Makes no difference how good we actually are. No matter what, our collective pass rate cannot exceed 80 percent.
I’d guess that at least some other jurisdictions have quota systems along the same lines, though I’ve yet to uncover proof.
What does that 80-percent maximum success rate do for our public image? What impact does it have on the insurance industry’s view of us? Or on the new recruits we so desperately need?
Why would anyone want to work as a driver — or even as a rate clerk, for that matter — if they perceived that 20 percent of the machinery they depend on was formally labelled unfit to be on the road?
But why no outrage? Why haven’t I seen the industry up in arms?
I’ve had emailed letters on this, of course, including one from a veteran player who asked exactly those questions. But the correspondence has come mostly from drivers and small-fleet operators who’ve been at the sharp end of this shameful system. We get such letters all the time anyway — and I mean all the time — but now they’re soaked in even more frustration.

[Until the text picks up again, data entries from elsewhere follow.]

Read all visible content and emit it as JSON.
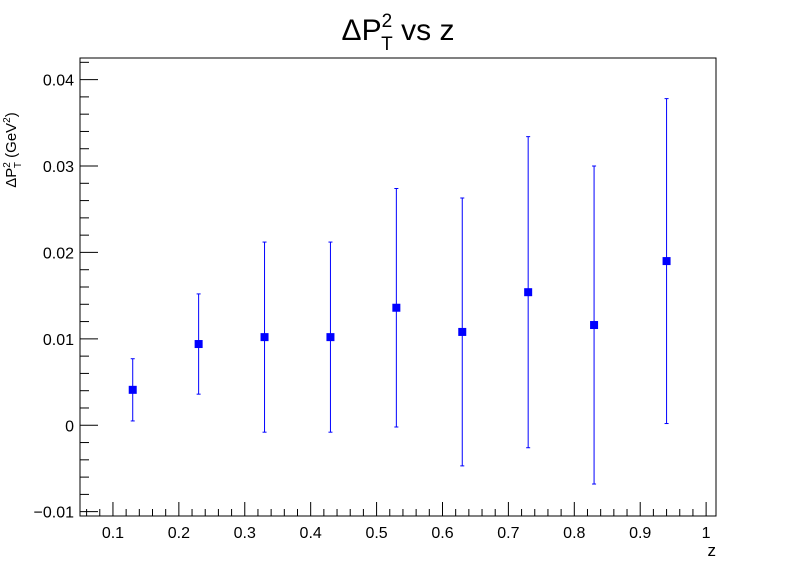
{
  "chart_data": {
    "type": "scatter",
    "title": {
      "base": "ΔP",
      "sub": "T",
      "sup": "2",
      "rest": " vs z"
    },
    "xlabel": "z",
    "ylabel": {
      "base": "ΔP",
      "sub": "T",
      "sup": "2",
      "unit": " (GeV",
      "unit_sup": "2",
      "close": ")"
    },
    "xlim": [
      0.05,
      1.015
    ],
    "ylim": [
      -0.0105,
      0.0425
    ],
    "x_ticks": [
      0.1,
      0.2,
      0.3,
      0.4,
      0.5,
      0.6,
      0.7,
      0.8,
      0.9,
      1.0
    ],
    "x_tick_labels": [
      "0.1",
      "0.2",
      "0.3",
      "0.4",
      "0.5",
      "0.6",
      "0.7",
      "0.8",
      "0.9",
      "1"
    ],
    "y_ticks": [
      -0.01,
      0,
      0.01,
      0.02,
      0.03,
      0.04
    ],
    "y_tick_labels": [
      "−0.01",
      "0",
      "0.01",
      "0.02",
      "0.03",
      "0.04"
    ],
    "grid": false,
    "marker_color": "#0000ff",
    "series": [
      {
        "x": [
          0.13,
          0.23,
          0.33,
          0.43,
          0.53,
          0.63,
          0.73,
          0.83,
          0.94
        ],
        "y": [
          0.0041,
          0.0094,
          0.0102,
          0.0102,
          0.0136,
          0.0108,
          0.0154,
          0.0116,
          0.019
        ],
        "y_err": [
          0.0036,
          0.0058,
          0.011,
          0.011,
          0.0138,
          0.0155,
          0.018,
          0.0184,
          0.0188
        ]
      }
    ]
  }
}
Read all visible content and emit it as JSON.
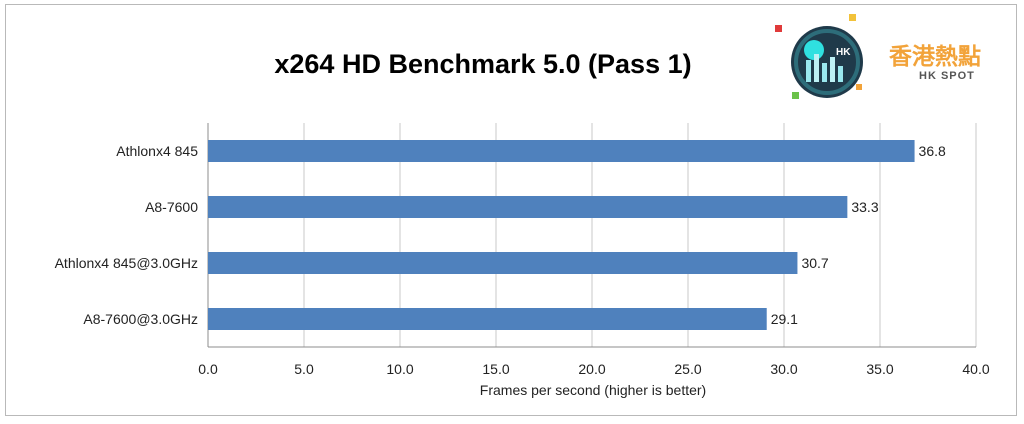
{
  "chart_data": {
    "type": "bar",
    "orientation": "horizontal",
    "title": "x264 HD Benchmark 5.0 (Pass 1)",
    "categories": [
      "Athlonx4 845",
      "A8-7600",
      "Athlonx4 845@3.0GHz",
      "A8-7600@3.0GHz"
    ],
    "values": [
      36.8,
      33.3,
      30.7,
      29.1
    ],
    "value_labels": [
      "36.8",
      "33.3",
      "30.7",
      "29.1"
    ],
    "xlabel": "Frames per second (higher is better)",
    "ylabel": "",
    "xlim": [
      0,
      40
    ],
    "ticks": [
      "0.0",
      "5.0",
      "10.0",
      "15.0",
      "20.0",
      "25.0",
      "30.0",
      "35.0",
      "40.0"
    ],
    "grid": true,
    "bar_color": "#4f81bd"
  },
  "logo": {
    "name_cjk": "香港熱點",
    "name_en": "HK SPOT",
    "badge_text": "HK",
    "accent_color": "#f2a33a"
  }
}
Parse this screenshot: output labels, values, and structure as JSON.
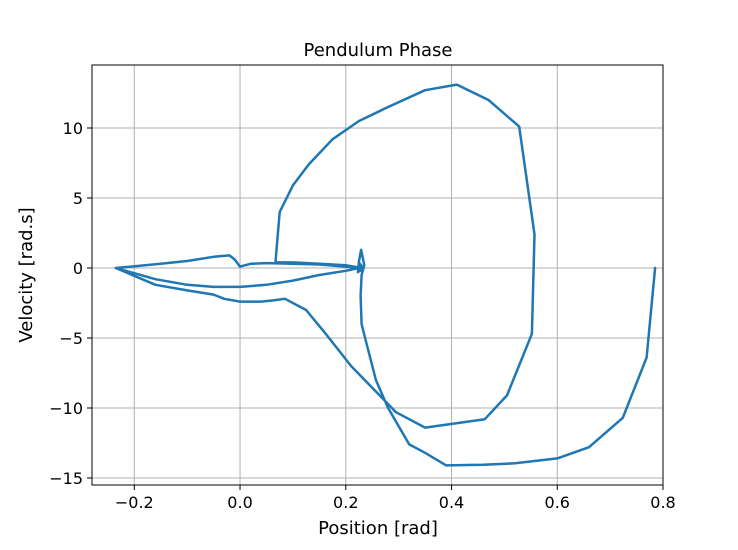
{
  "chart_data": {
    "type": "line",
    "title": "Pendulum Phase",
    "xlabel": "Position [rad]",
    "ylabel": "Velocity [rad.s]",
    "xlim": [
      -0.28,
      0.8
    ],
    "ylim": [
      -15.5,
      14.5
    ],
    "xticks": [
      -0.2,
      0.0,
      0.2,
      0.4,
      0.6,
      0.8
    ],
    "xtick_labels": [
      "−0.2",
      "0.0",
      "0.2",
      "0.4",
      "0.6",
      "0.8"
    ],
    "yticks": [
      -15,
      -10,
      -5,
      0,
      5,
      10
    ],
    "ytick_labels": [
      "−15",
      "−10",
      "−5",
      "0",
      "5",
      "10"
    ],
    "grid": true,
    "line_color": "#1f77b4",
    "series": [
      {
        "x": [
          0.785,
          0.769,
          0.724,
          0.66,
          0.6,
          0.52,
          0.46,
          0.39,
          0.35,
          0.32,
          0.28,
          0.257,
          0.24,
          0.23,
          0.228,
          0.23,
          0.235,
          0.229,
          0.225,
          0.223,
          0.226,
          0.229,
          0.233,
          0.23,
          0.227,
          0.226,
          0.229,
          0.23,
          0.2,
          0.15,
          0.1,
          0.07,
          0.067,
          0.075,
          0.1,
          0.13,
          0.175,
          0.225,
          0.28,
          0.35,
          0.41,
          0.47,
          0.528,
          0.557,
          0.552,
          0.505,
          0.463,
          0.35,
          0.295,
          0.21,
          0.16,
          0.125,
          0.085,
          0.065,
          0.04,
          0.0,
          -0.03,
          -0.05,
          -0.1,
          -0.16,
          -0.235,
          -0.15,
          -0.1,
          -0.05,
          -0.02,
          -0.01,
          0.0,
          0.02,
          0.05,
          0.1,
          0.15,
          0.2,
          0.225,
          0.2,
          0.15,
          0.1,
          0.05,
          0.0,
          -0.05,
          -0.1,
          -0.16,
          -0.235
        ],
        "y": [
          0.0,
          -6.4,
          -10.7,
          -12.8,
          -13.6,
          -13.95,
          -14.05,
          -14.1,
          -13.2,
          -12.6,
          -10.0,
          -8.0,
          -5.5,
          -4.0,
          -2.0,
          -0.5,
          0.2,
          1.3,
          0.5,
          -0.3,
          -0.2,
          0.2,
          0.0,
          -0.1,
          0.3,
          0.0,
          -0.2,
          0.0,
          0.2,
          0.3,
          0.4,
          0.4,
          0.45,
          4.0,
          5.9,
          7.4,
          9.2,
          10.5,
          11.5,
          12.7,
          13.1,
          12.0,
          10.1,
          2.4,
          -4.7,
          -9.1,
          -10.8,
          -11.4,
          -10.3,
          -7.0,
          -4.6,
          -3.0,
          -2.2,
          -2.3,
          -2.4,
          -2.4,
          -2.2,
          -1.9,
          -1.6,
          -1.2,
          0.0,
          0.3,
          0.5,
          0.8,
          0.9,
          0.6,
          0.1,
          0.3,
          0.35,
          0.3,
          0.25,
          0.1,
          0.0,
          -0.2,
          -0.5,
          -0.9,
          -1.2,
          -1.35,
          -1.35,
          -1.2,
          -0.8,
          0.0
        ]
      }
    ]
  }
}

Like this example: a driver who’d been stopped at a scale was fined more than $300 and put out of service for 72 hours because one of his fuel receipts had a different name for the town where he’d filled his tanks than the one he’d put in his log book. He went with what his GPS told him instead of looking at the actual receipt, which was from three days prior. The inspectors went over his truck for an hour but couldn’t find anything wrong — but after all that effort they had come up with something, so they nailed him for a very, very questionable log infraction. Another driver apparently suffered more or less exactly the same fate at about the same time at the same scale.
Now, my correspondent does a daily, dedicated run that’s only 330 miles and he was just 45 miles from home at the time. So it was quite obvious that he was neither tired nor cheating on his log.
“Unbelievable,” he concluded. I’d say worse.
Let’s go back to outrage. Is there anything else you do in your work or private life where you’d be satisfied knowing that the most you could achieve was 80 percent?
OK, maybe golf. And fishing.
But seriously, would you see a doctor if you thought he was officially only 80 percent good at what he does? Sure, 100 percent in anything is not a common score, but some people do get there sometimes, and we all have to think it’s possible. We need that target as motivation to be better. Who’s going to get excited about achieving 80 percent?
I could go on and on about the ways in which such a quota does serious harm to an industry that, for the most part, has been busting its hindquarter in recent years to be compliant with a vast and expanding array of safety rules and regs. If you own or manage a fleet of any size at all, you don’t need me to tell you what compliance costs. Just a decade ago you wouldn’t have considered needing to have a vice president of compliance on staff. Now you do.
So, am I wrong in thinking outrage is the right response here?